Historicamente, a data de 1822 representa a ruptura formal com o domínio colonial português e a afirmação da soberania brasileira. Carregar uma bandeira estrangeira em pleno Dia da Independência soa, para muitos analistas políticos e historiadores, como uma afronta à memória nacional e uma contradição gritante com o espírito do 7 de Setembro.

Não é a primeira vez que o Brasil convive com gestos de subserviência internacional. Durante o século XX, o país esteve sob forte influência dos Estados Unidos em diferentes momentos, especialmente durante a Guerra Fria e a ditadura militar (1964-1985), quando decisões estratégicas nacionais eram frequentemente pautadas pelo alinhamento a Washington. Esse histórico de dependência política e econômica reforça a crítica de que estender a bandeira americana em ato patriótico brasileiro simboliza não apenas admiração, mas também a negação da autonomia conquistada com luta e sangue.

Para historiadores, o gesto lembra mais uma colônia que um país independente. O Brasil já enfrentou embargos, sanções e interferências externas que prejudicaram setores econômicos estratégicos, como o aço e a agricultura, em nome de interesses internacionais. Nesse sentido, a atitude de tremular uma bandeira estrangeira em uma data tão simbólica é vista como um ato de desrespeito à soberania e à dignidade do povo brasileiro.

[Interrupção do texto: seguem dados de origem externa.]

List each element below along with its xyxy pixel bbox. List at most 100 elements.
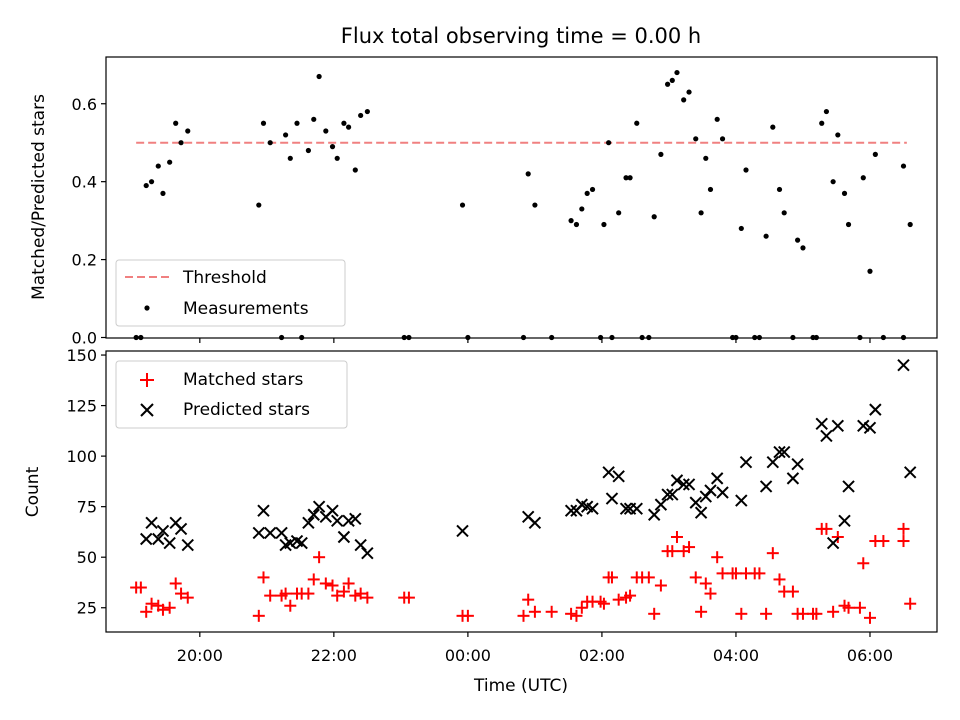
predicted-star-point bbox=[897, 358, 910, 372]
matched-star-point bbox=[461, 609, 474, 622]
matched-star-point bbox=[773, 573, 786, 586]
measurement-point bbox=[311, 116, 317, 122]
measurement-point bbox=[674, 69, 680, 76]
top-y-ticks: 0.0 0.2 0.4 0.6 bbox=[72, 95, 106, 348]
top-legend-box bbox=[115, 259, 346, 327]
bottom-x-tick-label: 06:00 bbox=[847, 646, 893, 665]
measurement-point bbox=[178, 140, 184, 146]
matched-star-point bbox=[597, 597, 610, 610]
predicted-star-point bbox=[777, 445, 791, 459]
measurement-point bbox=[651, 214, 657, 220]
top-y-tick-label: 0.6 bbox=[72, 95, 97, 114]
matched-star-point bbox=[575, 601, 588, 614]
measurement-point bbox=[900, 163, 907, 169]
measurement-point bbox=[707, 186, 714, 193]
predicted-star-point bbox=[361, 546, 374, 560]
measurement-point bbox=[278, 334, 285, 341]
measurement-point bbox=[738, 225, 744, 232]
measurement-point bbox=[160, 190, 166, 196]
measurement-point bbox=[845, 221, 852, 228]
measurement-point bbox=[800, 245, 806, 251]
measurement-point bbox=[830, 179, 836, 185]
matched-star-point bbox=[863, 611, 876, 624]
matched-star-point bbox=[545, 605, 558, 618]
measurement-point bbox=[329, 144, 336, 150]
measurement-point bbox=[406, 334, 412, 341]
matched-star-point bbox=[565, 607, 578, 620]
matched-star-point bbox=[796, 607, 809, 620]
matched-star-point bbox=[904, 597, 917, 610]
predicted-star-point bbox=[654, 498, 668, 511]
matched-star-point bbox=[528, 605, 541, 618]
predicted-star-point bbox=[670, 474, 684, 487]
predicted-star-point bbox=[602, 466, 615, 479]
predicted-star-point bbox=[275, 526, 288, 540]
bottom-y-tick-label: 150 bbox=[66, 346, 97, 365]
legend-measurements-swatch bbox=[144, 305, 150, 311]
bottom-x-axis-label: Time (UTC) bbox=[473, 676, 568, 696]
legend-predicted-swatch bbox=[140, 403, 154, 417]
predicted-star-point bbox=[661, 488, 674, 501]
predicted-star-point bbox=[312, 500, 326, 513]
predicted-star-point bbox=[735, 494, 748, 507]
measurement-point bbox=[185, 128, 191, 134]
measurement-point bbox=[579, 206, 585, 212]
measurement-point bbox=[316, 73, 322, 80]
matched-star-point bbox=[342, 577, 355, 590]
measurement-point bbox=[627, 175, 633, 181]
matched-star-point bbox=[337, 585, 350, 598]
matched-star-point bbox=[354, 587, 367, 600]
matched-star-point bbox=[624, 589, 637, 602]
matched-star-point bbox=[897, 535, 910, 548]
predicted-star-point bbox=[773, 445, 786, 459]
predicted-star-point bbox=[564, 504, 578, 517]
measurement-point bbox=[703, 155, 709, 161]
matched-star-point bbox=[169, 577, 182, 590]
bottom-x-tick-label: 02:00 bbox=[579, 646, 625, 665]
predicted-star-point bbox=[903, 466, 917, 479]
measurement-point bbox=[597, 334, 604, 341]
predicted-star-point bbox=[647, 508, 661, 521]
predicted-star-point bbox=[826, 536, 840, 550]
predicted-star-point bbox=[586, 502, 599, 515]
predicted-stars-points bbox=[140, 358, 917, 560]
predicted-star-point bbox=[630, 502, 643, 515]
matched-star-point bbox=[319, 577, 332, 590]
matched-star-point bbox=[605, 571, 618, 584]
predicted-star-point bbox=[694, 506, 708, 519]
matched-star-point bbox=[683, 541, 696, 554]
measurement-point bbox=[299, 334, 305, 341]
measurement-point bbox=[341, 120, 347, 126]
measurement-point bbox=[790, 334, 796, 341]
matched-star-point bbox=[570, 609, 583, 622]
predicted-star-point bbox=[739, 455, 753, 469]
matched-star-point bbox=[842, 601, 855, 614]
top-y-tick-label: 0.2 bbox=[72, 251, 97, 270]
measurement-point bbox=[835, 132, 841, 138]
matched-star-point bbox=[877, 535, 890, 548]
matched-star-point bbox=[145, 597, 158, 610]
measurement-point bbox=[345, 124, 352, 130]
predicted-star-point bbox=[716, 486, 729, 499]
predicted-star-point bbox=[349, 512, 362, 525]
matched-star-point bbox=[766, 547, 779, 560]
measurement-point bbox=[459, 202, 466, 208]
measurement-point bbox=[549, 334, 555, 341]
measurement-point bbox=[714, 116, 720, 122]
predicted-star-point bbox=[456, 524, 469, 538]
legend-matched-swatch bbox=[140, 373, 154, 387]
predicted-star-point bbox=[257, 504, 270, 517]
measurement-point bbox=[795, 237, 801, 243]
matched-star-point bbox=[279, 587, 292, 600]
measurement-point bbox=[686, 89, 692, 95]
measurement-point bbox=[609, 334, 615, 341]
measurement-point bbox=[267, 140, 273, 146]
matched-star-point bbox=[517, 609, 530, 622]
predicted-star-point bbox=[605, 492, 619, 505]
measurement-point bbox=[867, 268, 873, 274]
measurement-point bbox=[287, 155, 293, 161]
matched-star-point bbox=[695, 605, 708, 618]
measurement-point bbox=[173, 120, 179, 126]
matched-star-point bbox=[897, 522, 910, 535]
predicted-star-point bbox=[619, 502, 633, 515]
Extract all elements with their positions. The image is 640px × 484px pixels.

A crítica central é que, ao invés de reforçar o orgulho nacional e a memória da independência, parte dos manifestantes optou por reverenciar um símbolo externo, reforçando a ideia de tutela e dependência. A bandeira dos EUA, em pleno 7 de Setembro, deixa de ser apenas um estandarte: transforma-se em um gesto político carregado de significados, que remete à abdicação da luta por autonomia e à aceitação de um papel subordinado no cenário internacional.

O Brasil não é colônia. É uma nação com identidade própria, construída com diversidade cultural, resistência popular e luta por soberania. Reverenciar símbolos estrangeiros em uma data que celebra justamente a emancipação nacional é, para muitos, um retrocesso histórico e um insulto ao povo que não se curva.